Background: Maternal intake of vitamin D in pregnancy is a potentially modifiable but understudied risk factor for the development of asthma in children.
Objective: We investigated whether maternal vitamin D intake in pregnancy is associated with decreased risks of wheezing symptoms in young children.
Design: Subjects were from a birth cohort recruited in utero with the primary objective of identifying associations between maternal diet during pregnancy and asthma and allergies in children. A random sample of 2000 healthy pregnant women was recruited while attending antenatal clinics at the Aberdeen Maternity Hospital, Scotland, at approximately 12 wk gestation. Maternal vitamin D intake was ascertained from a food-frequency questionnaire completed at 32 wk of gestation. The main outcome measures were wheezing symptoms, spirometry, bronchodilator response, atopic sensitization, and exhaled nitric oxide at 5 y.

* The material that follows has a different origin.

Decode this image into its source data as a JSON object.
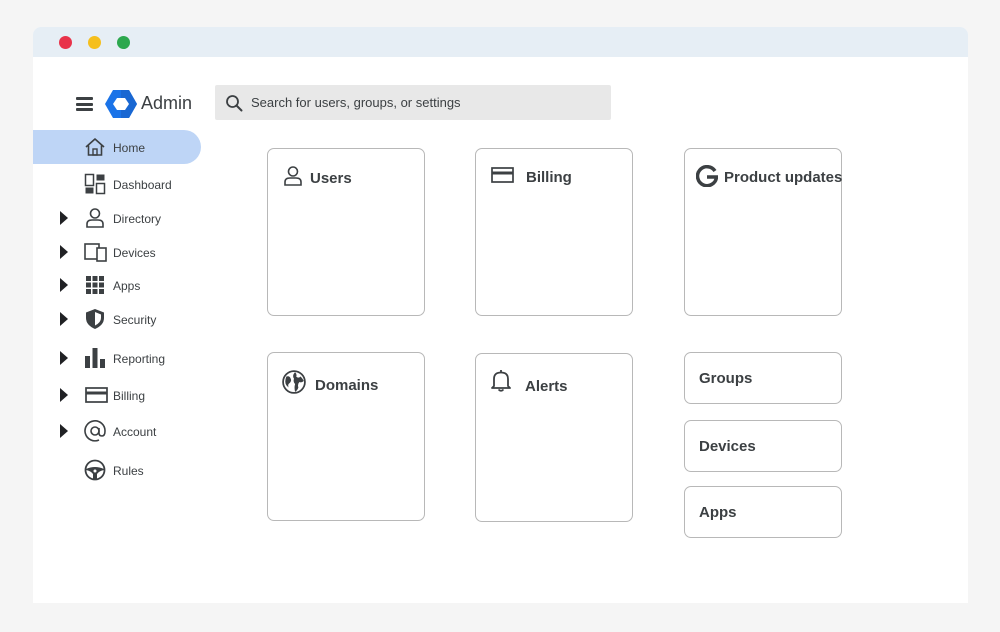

Results: Respiratory details through 5 y and maternal food-frequency-questionnaire data were available for 1212 children. In models adjusted for potential confounders, including the children's vitamin D intake, a comparison of the highest and lowest quintiles of maternal total vitamin D intake conferred lower risks for ever wheeze [odds ratio (OR): 0.48; 95% CI: 0.25, 0.91], wheeze in the previous year (OR: 0.35; 95% CI: 0.15, 0.83), and persistent wheeze (OR: 0.33; 95% CI: 0.11, 0.98) in 5-y-old children. In addition, lower maternal total vitamin D intakes in pregnancy were also associated with decreased bronchodilator response (P = 0.04). No associations were observed between maternal vitamin D intakes and spirometry or exhaled nitric oxide concentrations.
Conclusion: Increasing maternal vitamin D intakes during pregnancy may decrease the risk of wheeze symptoms in early childhood.